Father’s response was absolutely brilliant. It didn’t work, but it was brilliant all the same. The ‘new hair style’ that suddenly erupted in Tolnedra, Arendia, and Sendaria would have driven Chamdar to distraction, I sure. He’d spent centuries looking for me, and now he’d be coming across me every time he turned a corner in every town from Tol Borune to Darine. The only problem with that was that as it turned out, Chamdar already knew exactly where I was.

After supper that evening, Gelane mumbled a highly unconvincing story about an elusive debtor. Then he went downstairs, fetched something out of a cupboard that supposedly contained only some tools, and then left the shop. Once he was out in the street with a canvas bag over his shoulder, he looked around furtively for any signs of pursuit, but he didn’t look up at the rooftops, so he didn’t see the brown-spotted owl watching him intently.

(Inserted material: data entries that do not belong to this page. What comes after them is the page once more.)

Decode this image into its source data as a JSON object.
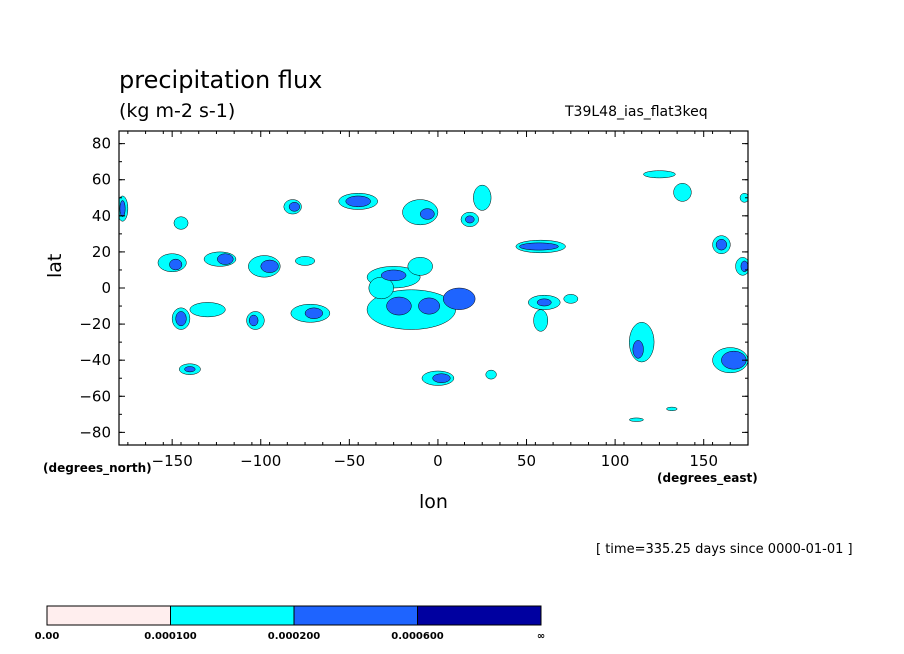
{
  "chart_data": {
    "type": "heatmap",
    "title": "precipitation flux",
    "units": "(kg m-2 s-1)",
    "run_label": "T39L48_ias_flat3keq",
    "xlabel": "lon",
    "xlabel_note": "(degrees_east)",
    "ylabel": "lat",
    "ylabel_note": "(degrees_north)",
    "time_note": "[ time=335.25 days since 0000-01-01 ]",
    "xlim": [
      -180,
      175
    ],
    "ylim": [
      -87,
      87
    ],
    "xticks": [
      -150,
      -100,
      -50,
      0,
      50,
      100,
      150
    ],
    "yticks": [
      80,
      60,
      40,
      20,
      0,
      -20,
      -40,
      -60,
      -80
    ],
    "legend": {
      "placement": "bottom-left",
      "levels": [
        "0.00",
        "0.000100",
        "0.000200",
        "0.000600",
        "∞"
      ],
      "colors": [
        "#ffeeee",
        "#00ffff",
        "#1e64ff",
        "#0000a0"
      ]
    },
    "regions": [
      {
        "level": 1,
        "lon": -178,
        "lat": 44,
        "w": 6,
        "h": 14
      },
      {
        "level": 2,
        "lon": -178,
        "lat": 44,
        "w": 3,
        "h": 9
      },
      {
        "level": 1,
        "lon": -145,
        "lat": 36,
        "w": 8,
        "h": 7
      },
      {
        "level": 1,
        "lon": -150,
        "lat": 14,
        "w": 16,
        "h": 10
      },
      {
        "level": 2,
        "lon": -148,
        "lat": 13,
        "w": 7,
        "h": 6
      },
      {
        "level": 1,
        "lon": -123,
        "lat": 16,
        "w": 18,
        "h": 8
      },
      {
        "level": 2,
        "lon": -120,
        "lat": 16,
        "w": 9,
        "h": 6
      },
      {
        "level": 1,
        "lon": -98,
        "lat": 12,
        "w": 18,
        "h": 12
      },
      {
        "level": 2,
        "lon": -95,
        "lat": 12,
        "w": 10,
        "h": 7
      },
      {
        "level": 1,
        "lon": -75,
        "lat": 15,
        "w": 11,
        "h": 5
      },
      {
        "level": 1,
        "lon": -82,
        "lat": 45,
        "w": 10,
        "h": 8
      },
      {
        "level": 2,
        "lon": -81,
        "lat": 45,
        "w": 6,
        "h": 5
      },
      {
        "level": 1,
        "lon": -45,
        "lat": 48,
        "w": 22,
        "h": 9
      },
      {
        "level": 2,
        "lon": -45,
        "lat": 48,
        "w": 14,
        "h": 6
      },
      {
        "level": 1,
        "lon": -145,
        "lat": -17,
        "w": 10,
        "h": 12
      },
      {
        "level": 2,
        "lon": -145,
        "lat": -17,
        "w": 6,
        "h": 8
      },
      {
        "level": 1,
        "lon": -130,
        "lat": -12,
        "w": 20,
        "h": 8
      },
      {
        "level": 1,
        "lon": -103,
        "lat": -18,
        "w": 10,
        "h": 10
      },
      {
        "level": 2,
        "lon": -104,
        "lat": -18,
        "w": 5,
        "h": 6
      },
      {
        "level": 1,
        "lon": -72,
        "lat": -14,
        "w": 22,
        "h": 10
      },
      {
        "level": 2,
        "lon": -70,
        "lat": -14,
        "w": 10,
        "h": 6
      },
      {
        "level": 1,
        "lon": -140,
        "lat": -45,
        "w": 12,
        "h": 6
      },
      {
        "level": 2,
        "lon": -140,
        "lat": -45,
        "w": 6,
        "h": 3
      },
      {
        "level": 1,
        "lon": -10,
        "lat": 42,
        "w": 20,
        "h": 14
      },
      {
        "level": 2,
        "lon": -6,
        "lat": 41,
        "w": 8,
        "h": 6
      },
      {
        "level": 1,
        "lon": 25,
        "lat": 50,
        "w": 10,
        "h": 14
      },
      {
        "level": 1,
        "lon": 18,
        "lat": 38,
        "w": 10,
        "h": 8
      },
      {
        "level": 2,
        "lon": 18,
        "lat": 38,
        "w": 5,
        "h": 4
      },
      {
        "level": 1,
        "lon": -25,
        "lat": 6,
        "w": 30,
        "h": 12
      },
      {
        "level": 2,
        "lon": -25,
        "lat": 7,
        "w": 14,
        "h": 6
      },
      {
        "level": 1,
        "lon": -10,
        "lat": 12,
        "w": 14,
        "h": 10
      },
      {
        "level": 1,
        "lon": -15,
        "lat": -12,
        "w": 50,
        "h": 22
      },
      {
        "level": 2,
        "lon": -22,
        "lat": -10,
        "w": 14,
        "h": 10
      },
      {
        "level": 2,
        "lon": -5,
        "lat": -10,
        "w": 12,
        "h": 9
      },
      {
        "level": 2,
        "lon": 12,
        "lat": -6,
        "w": 18,
        "h": 12
      },
      {
        "level": 1,
        "lon": -32,
        "lat": 0,
        "w": 14,
        "h": 12
      },
      {
        "level": 1,
        "lon": 0,
        "lat": -50,
        "w": 18,
        "h": 8
      },
      {
        "level": 2,
        "lon": 2,
        "lat": -50,
        "w": 10,
        "h": 5
      },
      {
        "level": 1,
        "lon": 58,
        "lat": 23,
        "w": 28,
        "h": 7
      },
      {
        "level": 2,
        "lon": 57,
        "lat": 23,
        "w": 22,
        "h": 4
      },
      {
        "level": 1,
        "lon": 60,
        "lat": -8,
        "w": 18,
        "h": 8
      },
      {
        "level": 2,
        "lon": 60,
        "lat": -8,
        "w": 8,
        "h": 4
      },
      {
        "level": 1,
        "lon": 75,
        "lat": -6,
        "w": 8,
        "h": 5
      },
      {
        "level": 1,
        "lon": 58,
        "lat": -18,
        "w": 8,
        "h": 12
      },
      {
        "level": 1,
        "lon": 115,
        "lat": -30,
        "w": 14,
        "h": 22
      },
      {
        "level": 2,
        "lon": 113,
        "lat": -34,
        "w": 6,
        "h": 10
      },
      {
        "level": 1,
        "lon": 125,
        "lat": 63,
        "w": 18,
        "h": 4
      },
      {
        "level": 1,
        "lon": 138,
        "lat": 53,
        "w": 10,
        "h": 10
      },
      {
        "level": 1,
        "lon": 160,
        "lat": 24,
        "w": 10,
        "h": 10
      },
      {
        "level": 2,
        "lon": 160,
        "lat": 24,
        "w": 6,
        "h": 6
      },
      {
        "level": 1,
        "lon": 172,
        "lat": 12,
        "w": 8,
        "h": 10
      },
      {
        "level": 2,
        "lon": 173,
        "lat": 12,
        "w": 4,
        "h": 6
      },
      {
        "level": 1,
        "lon": 165,
        "lat": -40,
        "w": 20,
        "h": 14
      },
      {
        "level": 2,
        "lon": 167,
        "lat": -40,
        "w": 14,
        "h": 10
      },
      {
        "level": 1,
        "lon": 112,
        "lat": -73,
        "w": 8,
        "h": 2
      },
      {
        "level": 1,
        "lon": 132,
        "lat": -67,
        "w": 6,
        "h": 2
      },
      {
        "level": 1,
        "lon": 30,
        "lat": -48,
        "w": 6,
        "h": 5
      },
      {
        "level": 1,
        "lon": 173,
        "lat": 50,
        "w": 5,
        "h": 5
      }
    ]
  }
}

I’m certain that had Silk been there, he’d have groaned at just how inept Gelane was in his efforts to be inconspicuous. Tiptoing isn’t really the best way to escape notice. At any rate, he finally reached the edge of town where it bordered on Lake Seline, and he followed the lakeshore to a fairly extensive grove of trees lying about a mile to the east of town. It was a dark, moonless night, and Gelane was virtually invisible as he crept though the undergrowth. I was up among the branches of the trees above him, and it wasn’t long until I began catching fleeting glimpses of the ruddy glow of a fire just a ways off. The fire was obviously Gel-ane’s destination, so I drifted on ahead to have a look.